What's next for cyber risk quantification?
Security leaders are looking for new opportunities to make security more relatable outside of the IT and security organisation amongst their C-level peers and the board with key performance indicators beyond MTTD, MTTR (respond or remediate), and MTTP that translate well to other types of business risk.
The largest problem with most measurements is that we — the industry — don't have the expertise currently to translate security activity into quantifiable metrics that really matter to business stakeholders.
Because what is the universal language of risk? Dollars.
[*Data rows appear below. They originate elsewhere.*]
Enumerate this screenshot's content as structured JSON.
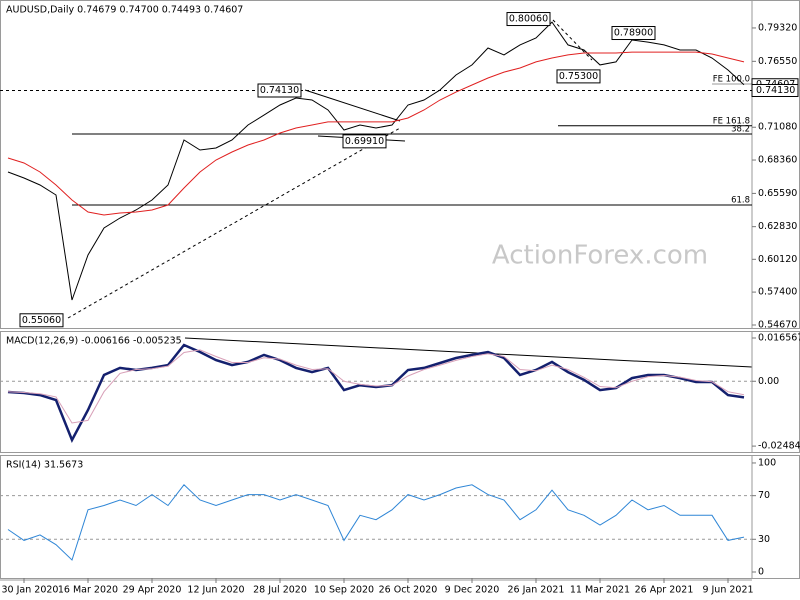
{
  "watermark": "ActionForex.com",
  "chart_data": [
    {
      "type": "line",
      "title": "AUDUSD,Daily  0.74679 0.74700 0.74493 0.74607",
      "series": [
        {
          "color": "#000000",
          "values": [
            0.6737,
            0.6687,
            0.6629,
            0.6546,
            0.5674,
            0.6048,
            0.6272,
            0.6355,
            0.6421,
            0.6504,
            0.6629,
            0.7002,
            0.6919,
            0.6936,
            0.7002,
            0.7127,
            0.7209,
            0.7293,
            0.7351,
            0.7334,
            0.7251,
            0.7085,
            0.7127,
            0.7102,
            0.7127,
            0.7293,
            0.7334,
            0.7417,
            0.7542,
            0.7625,
            0.7766,
            0.7708,
            0.7791,
            0.7849,
            0.7981,
            0.7791,
            0.7749,
            0.7625,
            0.765,
            0.7832,
            0.7815,
            0.7791,
            0.7749,
            0.7749,
            0.7683,
            0.7583,
            0.7461
          ]
        },
        {
          "color": "#e02020",
          "values": [
            0.6853,
            0.6811,
            0.6737,
            0.6629,
            0.6504,
            0.6405,
            0.638,
            0.6396,
            0.6405,
            0.6421,
            0.6463,
            0.6604,
            0.6737,
            0.6836,
            0.6903,
            0.6961,
            0.7002,
            0.706,
            0.7102,
            0.7127,
            0.7152,
            0.7152,
            0.7152,
            0.7152,
            0.7152,
            0.7185,
            0.7251,
            0.7334,
            0.74,
            0.7459,
            0.7517,
            0.7566,
            0.76,
            0.765,
            0.7683,
            0.7708,
            0.7724,
            0.7724,
            0.7724,
            0.7732,
            0.7732,
            0.7732,
            0.7732,
            0.7732,
            0.7716,
            0.7683,
            0.765
          ]
        }
      ],
      "ylim": [
        0.5442,
        0.8164
      ],
      "yticks": [
        {
          "value": 0.7932,
          "label": "0.79320"
        },
        {
          "value": 0.7655,
          "label": "0.76550"
        },
        {
          "value": 0.7378,
          "label": "0.73780"
        },
        {
          "value": 0.7108,
          "label": "0.71080"
        },
        {
          "value": 0.6836,
          "label": "0.68360"
        },
        {
          "value": 0.6559,
          "label": "0.65590"
        },
        {
          "value": 0.6283,
          "label": "0.62830"
        },
        {
          "value": 0.6012,
          "label": "0.60120"
        },
        {
          "value": 0.574,
          "label": "0.57400"
        },
        {
          "value": 0.5467,
          "label": "0.54670"
        }
      ],
      "annotations": [
        {
          "value": 0.8006,
          "label": "0.80060"
        },
        {
          "value": 0.789,
          "label": "0.78900"
        },
        {
          "value": 0.753,
          "label": "0.75300"
        },
        {
          "value": 0.7413,
          "label": "0.74130"
        },
        {
          "value": 0.6991,
          "label": "0.69910"
        },
        {
          "value": 0.5506,
          "label": "0.55060"
        }
      ],
      "levels": [
        {
          "value": 0.7467,
          "label": "FE 100.0"
        },
        {
          "value": 0.712,
          "label": "FE 161.8"
        },
        {
          "value": 0.7052,
          "label": "38.2"
        },
        {
          "value": 0.6463,
          "label": "61.8"
        }
      ],
      "price_labels": [
        {
          "value": 0.74607,
          "label": "0.74607"
        },
        {
          "value": 0.7413,
          "label": "0.74130"
        }
      ]
    },
    {
      "type": "line",
      "title": "MACD(12,26,9) -0.006166 -0.005235",
      "series": [
        {
          "color": "#14206e",
          "values": [
            -0.0041,
            -0.0045,
            -0.0053,
            -0.0072,
            -0.0225,
            -0.011,
            0.0024,
            0.0051,
            0.0043,
            0.0051,
            0.0062,
            0.0139,
            0.0112,
            0.0081,
            0.0062,
            0.0074,
            0.0101,
            0.0081,
            0.0051,
            0.0035,
            0.0051,
            -0.0034,
            -0.0015,
            -0.0022,
            -0.0015,
            0.0043,
            0.0051,
            0.007,
            0.0089,
            0.0101,
            0.0112,
            0.0089,
            0.0024,
            0.0043,
            0.0074,
            0.0035,
            0.0005,
            -0.0034,
            -0.0026,
            0.0012,
            0.0024,
            0.0024,
            0.0012,
            -0.0003,
            -0.0003,
            -0.0053,
            -0.0062
          ]
        },
        {
          "color": "#d8a0b8",
          "values": [
            -0.004,
            -0.0043,
            -0.0048,
            -0.006,
            -0.016,
            -0.015,
            -0.004,
            0.003,
            0.0045,
            0.0048,
            0.0058,
            0.011,
            0.012,
            0.0095,
            0.0072,
            0.0072,
            0.009,
            0.0085,
            0.0062,
            0.0045,
            0.0048,
            0,
            -0.0012,
            -0.0018,
            -0.0016,
            0.002,
            0.0045,
            0.0062,
            0.008,
            0.0095,
            0.0105,
            0.0095,
            0.0045,
            0.004,
            0.0062,
            0.0045,
            0.0015,
            -0.002,
            -0.0025,
            0,
            0.0018,
            0.0022,
            0.0016,
            0.0003,
            -0.0002,
            -0.004,
            -0.0052
          ]
        }
      ],
      "ylim": [
        -0.0271,
        0.01925
      ],
      "yticks": [
        0.016567,
        {
          "value": 0,
          "label": "0.00"
        },
        -0.02484
      ],
      "hlines": [
        0
      ]
    },
    {
      "type": "line",
      "title": "RSI(14) 31.5673",
      "categories": [
        null,
        "30 Jan 2020",
        null,
        null,
        null,
        "16 Mar 2020",
        null,
        null,
        null,
        "29 Apr 2020",
        null,
        null,
        null,
        "12 Jun 2020",
        null,
        null,
        null,
        "28 Jul 2020",
        null,
        null,
        null,
        "10 Sep 2020",
        null,
        null,
        null,
        "26 Oct 2020",
        null,
        null,
        null,
        "9 Dec 2020",
        null,
        null,
        null,
        "26 Jan 2021",
        null,
        null,
        null,
        "11 Mar 2021",
        null,
        null,
        null,
        "26 Apr 2021",
        null,
        null,
        null,
        "9 Jun 2021",
        null
      ],
      "series": [
        {
          "color": "#2f86d6",
          "values": [
            39,
            29,
            34,
            25,
            11,
            57,
            61,
            66,
            61,
            71,
            61,
            80,
            66,
            61,
            66,
            71,
            71,
            66,
            71,
            66,
            61,
            29,
            52,
            48,
            57,
            71,
            66,
            71,
            77,
            80,
            71,
            66,
            48,
            57,
            75,
            57,
            52,
            43,
            52,
            66,
            57,
            61,
            52,
            52,
            52,
            29,
            32
          ]
        }
      ],
      "ylim": [
        -5.5,
        107.3
      ],
      "yticks": [
        100,
        70,
        30,
        0
      ],
      "hlines": [
        70,
        30
      ]
    }
  ]
}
As the role of the cybersecurity leader continues to evolve, vendors are looking to crack the code with meaningful SOC metrics, human-readable reporting, and data visualisations to connect security outcomes and risk management strategies with business objectives as well as other initiatives like lowering cyber insurance premiums by demonstrating strong security posture.
While this theme did not crack the top five for trending topics this year, I anticipate we could see this next year as the demand grows.
Governance for generative AI
Threat researchers are acutely aware of the potential abuse of AI models, and governance for generative AI will be a top qualifying question for security teams interested in adopting this technology. With concerns around the recent ChatGPT breach, technology vendors should prioritise AI governance in tandem with building solutions to address top security use cases.
Partnerships and potential increased acquisitions volume
Side-bar conversations around consolidation within the industry were alive and well at RSAC. Several factors influenced this discussion, including:
- Security teams eyeing platform plays, fewer tools, and greater vendor consolidation
- A high volume of partnership announcements between enterprise giants and smaller vendors
- A higher emphasis on ecosystem integrations with ISVs
- Economic headwinds affecting the start-up community
Is 2023 the year we see greater convergence amongst vendors? Will the RSAC 2024 floor look different?